Search code examples
sqlgroup-byconditional-statementscasessms

How to use a conditional to evaluate a paired variable in case statement


I'm working with a dataset (in SSMS) that looks something like this:

CaseID State EventTimeStamp Cleared
1 OrderReceived 2024-03-20 0
1 Completed 2024-03-21 0
1 Completed 2024-03-22 1
2 OrderReceived 2024-03-24 0
2 Completed 2024-03-25 0
2 Completed 2024-03-26 1
2 Completed 2024-03-27 0
3 OrderReceived 2024-03-28 0
3 OrderReceived 2024-03-29 1
3 Completed 2024-03-31 0

EDIT FOR CONTEXT: The actual dataset has ~40 States, but I'd like to track about 25. Some states REQUIRE other states to be marked done, but others don't and some can be in progress simultaneously. Any state can have an event Clear = 1, but it would require a Clear = 0 event first i.e. an event that didn't happen can't be cleared. Events for any state will happen in 0, 1, 0,... Cleared order every single time.
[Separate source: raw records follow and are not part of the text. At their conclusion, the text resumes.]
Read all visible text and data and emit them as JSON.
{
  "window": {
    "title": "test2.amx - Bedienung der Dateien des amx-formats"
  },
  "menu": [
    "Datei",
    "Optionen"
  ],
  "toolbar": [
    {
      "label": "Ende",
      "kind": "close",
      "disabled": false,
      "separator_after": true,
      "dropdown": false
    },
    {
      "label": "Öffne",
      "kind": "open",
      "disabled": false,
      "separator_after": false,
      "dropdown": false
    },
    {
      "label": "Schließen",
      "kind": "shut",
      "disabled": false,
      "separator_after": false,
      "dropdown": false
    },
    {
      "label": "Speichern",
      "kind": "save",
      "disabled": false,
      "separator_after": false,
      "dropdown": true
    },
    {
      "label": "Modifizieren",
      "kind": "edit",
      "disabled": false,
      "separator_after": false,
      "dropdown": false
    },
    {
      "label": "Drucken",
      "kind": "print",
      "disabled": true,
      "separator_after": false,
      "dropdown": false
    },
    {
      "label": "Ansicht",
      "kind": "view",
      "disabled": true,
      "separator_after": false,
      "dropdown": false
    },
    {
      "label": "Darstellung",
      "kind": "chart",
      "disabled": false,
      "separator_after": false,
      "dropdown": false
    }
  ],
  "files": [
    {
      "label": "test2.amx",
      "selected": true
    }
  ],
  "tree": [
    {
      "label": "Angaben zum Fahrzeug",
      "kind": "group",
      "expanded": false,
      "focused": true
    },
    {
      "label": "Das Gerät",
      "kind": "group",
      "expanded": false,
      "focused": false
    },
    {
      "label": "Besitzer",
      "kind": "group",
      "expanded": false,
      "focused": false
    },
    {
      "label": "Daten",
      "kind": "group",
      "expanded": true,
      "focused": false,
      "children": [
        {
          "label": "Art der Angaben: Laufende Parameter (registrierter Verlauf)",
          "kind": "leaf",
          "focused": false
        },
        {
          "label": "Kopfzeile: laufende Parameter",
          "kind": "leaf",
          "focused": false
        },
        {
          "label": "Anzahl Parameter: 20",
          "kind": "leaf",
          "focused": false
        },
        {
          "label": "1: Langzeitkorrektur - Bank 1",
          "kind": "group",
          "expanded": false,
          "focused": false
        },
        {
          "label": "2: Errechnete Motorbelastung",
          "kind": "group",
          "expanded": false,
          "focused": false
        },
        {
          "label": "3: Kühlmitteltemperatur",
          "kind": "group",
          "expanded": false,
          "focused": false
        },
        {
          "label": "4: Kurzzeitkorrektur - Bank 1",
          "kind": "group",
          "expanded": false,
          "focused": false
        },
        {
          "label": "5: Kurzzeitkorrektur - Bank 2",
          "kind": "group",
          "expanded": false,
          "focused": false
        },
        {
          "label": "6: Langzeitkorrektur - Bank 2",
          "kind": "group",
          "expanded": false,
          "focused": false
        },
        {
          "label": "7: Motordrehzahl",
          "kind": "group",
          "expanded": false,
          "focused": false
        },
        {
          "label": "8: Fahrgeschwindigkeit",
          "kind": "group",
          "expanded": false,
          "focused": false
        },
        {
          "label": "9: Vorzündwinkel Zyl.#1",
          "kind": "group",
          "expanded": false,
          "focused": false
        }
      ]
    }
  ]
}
For the purpose of this dummy dataset the MAX(EventTimeStamp) for an OrderReceived could be Cleared = 1, and the MAX(EventTimeStamp) for the Completed event for the same CaseID could be Cleared = 0. There is also potential for a case to have MAX(EventTimeStamp) for OrderReceived to be NULL and MAX(EventTimeStamp) for Completed to have a value. Additionally, it is possible for MAX(EventTimeStamp) for OrderReceived to be AFTER MAX(EventTimeStamp) for Completed. In that case the desired result would simply look like

CaseID OrderReceived Completed
X 2024-03-20 2024-03-18

In that case the last EventTimeStamp would display for each. The engineer who made the database made didn't hardcode a lot of restrictions because a lot of changes are still being made to the workflow.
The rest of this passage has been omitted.